In discussing Osama Bin Laden’s hideout in Abbottobad, several media outlets have reported he was “hiding in plain sight.” Wrong! This wasn’t a guy who was in the witness protection program, using a new name, watching his kids play soccer, and going to Dairy Queen for a blizzard. This was a terrorist who never left his compound while living behind 12-foot-high walls topped with barbed wire, who had a 7-foot-high wall on his balcony so no one could see inside! That’s not “in plain sight.”
Of course there are conspiracy nuts who doubt Bin Laden was really killed because they haven’t seen the body. While this would be a wonderfully elaborate ruse to draw him out (“I’m not dead, I’m right here” BOOM!), these folks fit in the same category as the idiots who demanded to see Obama’s birth certificate, because if they can’t put eyes on hard evidence of something, it must not have happened. Ironically, they don’t require anywhere near that level of proof for their own religious beliefs — or whatever viral story shows up in their email inbox.
Speaking of religious beliefs, we’re told that the US military did everything right in ensuring that Bin Laden was buried at sea according to Muslim custom, but naturally there are experts in that religion who are nitpicking the details. I wonder who cares, and who we’re afraid of pissing off. If you’re a Muslim extremist, nothing the US does will ever be right. If you’re not a Muslim extremist, what difference does it make how we disposed of the body of a man who personified pure evil? This was a man who bastardized your religion into the basis for global terrorism, not some innocent Muslim mom gunned down on her way to the mosque.
As for those complaining about Americans celebrating a man’s death, I have no problem with it. My daughter wonders how I can support the death penalty. I tell her that there are some people who are guilty of horrible crimes against humanity — not an innocent man wrongly sentenced to death by the state after a hinky trial with dubious evidence and an agenda-driven prosecution, but really bad people about whom there is no doubt they committed a truly heinous act (or acts).
Timothy McVeigh. Pol Pot. Jeffrey Dahmer. Moammar Qaddafi. Charles Whitman. David Koresh. Those behind the holocaust in Rwanda. The world has over six billion people on it. Some of those people we can do without. Thin the herd. Society will continue to thrive despite their absence. Or perhaps because of it.

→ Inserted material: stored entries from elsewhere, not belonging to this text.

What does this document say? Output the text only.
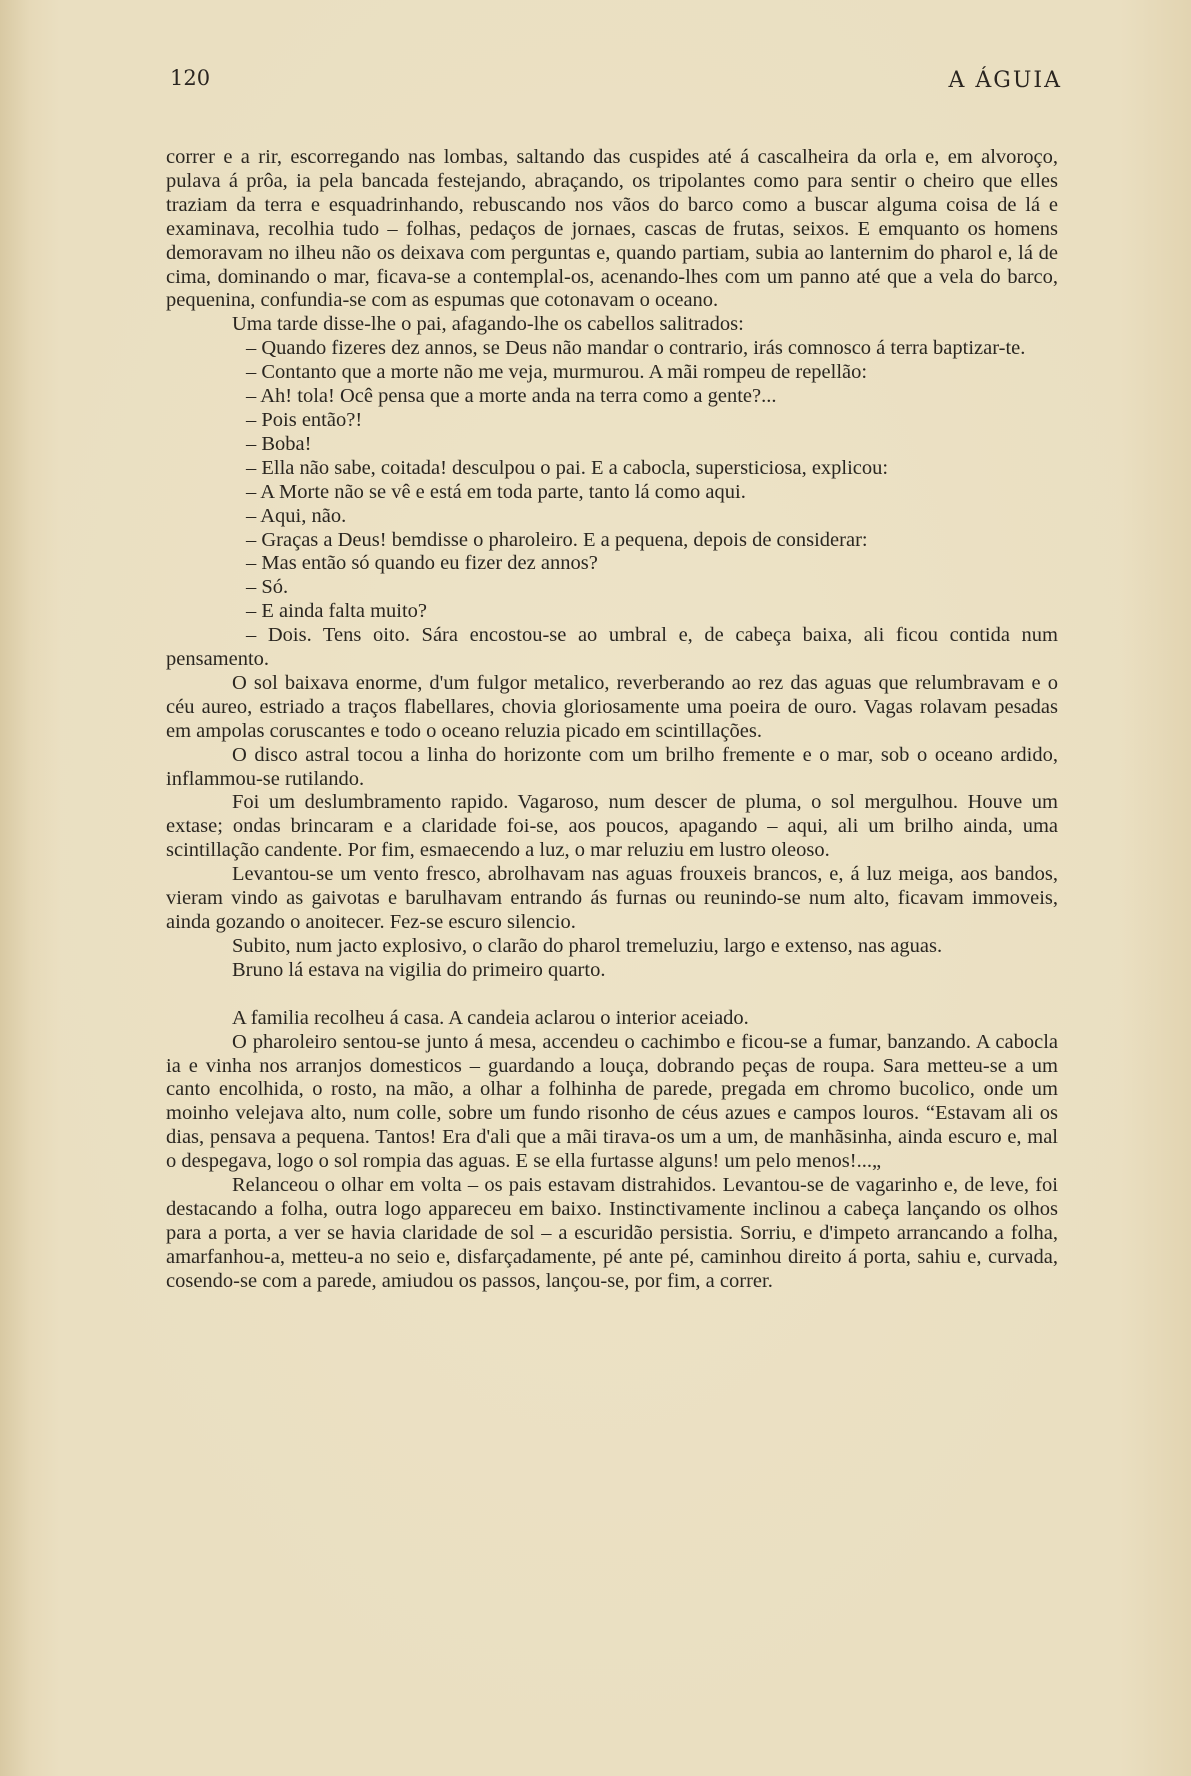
120	A ÁGUIA

correr e a rir, escorregando nas lombas, saltando das cuspides até á cascalheira da orla e, em alvoroço, pulava á prôa, ia pela bancada festejando, abraçando, os tripolantes como para sentir o cheiro que elles traziam da terra e esquadrinhando, rebuscando nos vãos do barco como a buscar alguma coisa de lá e examinava, recolhia tudo – folhas, pedaços de jornaes, cascas de frutas, seixos. E emquanto os homens demoravam no ilheu não os deixava com perguntas e, quando partiam, subia ao lanternim do pharol e, lá de cima, dominando o mar, ficava-se a contemplal-os, acenando-lhes com um panno até que a vela do barco, pequenina, confundia-se com as espumas que cotonavam o oceano.

Uma tarde disse-lhe o pai, afagando-lhe os cabellos salitrados:

– Quando fizeres dez annos, se Deus não mandar o contrario, irás comnosco á terra baptizar-te.

– Contanto que a morte não me veja, murmurou. A mãi rompeu de repellão:

– Ah! tola! Ocê pensa que a morte anda na terra como a gente?...

– Pois então?!

– Boba!

– Ella não sabe, coitada! desculpou o pai. E a cabocla, supersticiosa, explicou:

– A Morte não se vê e está em toda parte, tanto lá como aqui.

– Aqui, não.

– Graças a Deus! bemdisse o pharoleiro. E a pequena, depois de considerar:

– Mas então só quando eu fizer dez annos?

– Só.

– E ainda falta muito?

– Dois. Tens oito. Sára encostou-se ao umbral e, de cabeça baixa, ali ficou contida num pensamento.

O sol baixava enorme, d'um fulgor metalico, reverberando ao rez das aguas que relumbravam e o céu aureo, estriado a traços flabellares, chovia gloriosamente uma poeira de ouro. Vagas rolavam pesadas em ampolas coruscantes e todo o oceano reluzia picado em scintillações.

O disco astral tocou a linha do horizonte com um brilho fremente e o mar, sob o oceano ardido, inflammou-se rutilando.

Foi um deslumbramento rapido. Vagaroso, num descer de pluma, o sol mergulhou. Houve um extase; ondas brincaram e a claridade foi-se, aos poucos, apagando – aqui, ali um brilho ainda, uma scintillação candente. Por fim, esmaecendo a luz, o mar reluziu em lustro oleoso.

Levantou-se um vento fresco, abrolhavam nas aguas frouxeis brancos, e, á luz meiga, aos bandos, vieram vindo as gaivotas e barulhavam entrando ás furnas ou reunindo-se num alto, ficavam immoveis, ainda gozando o anoitecer. Fez-se escuro silencio.

Subito, num jacto explosivo, o clarão do pharol tremeluziu, largo e extenso, nas aguas.

Bruno lá estava na vigilia do primeiro quarto.

A familia recolheu á casa. A candeia aclarou o interior aceiado.

O pharoleiro sentou-se junto á mesa, accendeu o cachimbo e ficou-se a fumar, banzando. A cabocla ia e vinha nos arranjos domesticos – guardando a louça, dobrando peças de roupa. Sara metteu-se a um canto encolhida, o rosto, na mão, a olhar a folhinha de parede, pregada em chromo bucolico, onde um moinho velejava alto, num colle, sobre um fundo risonho de céus azues e campos louros. “Estavam ali os dias, pensava a pequena. Tantos! Era d'ali que a mãi tirava-os um a um, de manhãsinha, ainda escuro e, mal o despegava, logo o sol rompia das aguas. E se ella furtasse alguns! um pelo menos!...„

Relanceou o olhar em volta – os pais estavam distrahidos. Levantou-se de vagarinho e, de leve, foi destacando a folha, outra logo appareceu em baixo. Instinctivamente inclinou a cabeça lançando os olhos para a porta, a ver se havia claridade de sol – a escuridão persistia. Sorriu, e d'impeto arrancando a folha, amarfanhou-a, metteu-a no seio e, disfarçadamente, pé ante pé, caminhou direito á porta, sahiu e, curvada, cosendo-se com a parede, amiudou os passos, lançou-se, por fim, a correr.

Then there are those worried that the killing of Bin Laden will make the world more dangerous; that Al Qaeda will try to strike back at us. This is one of the story lines the media glommed onto almost immediately after the story broke. The truth is that Bin Laden’s death won’t be a recruitment tool for the enemy. Murderous religious zealots were developing ways to attack us before, and they still are, but you’re no less safe today than you were on Saturday.
And you still can’t take your jumbo-size shampoo and toothpaste on the plane.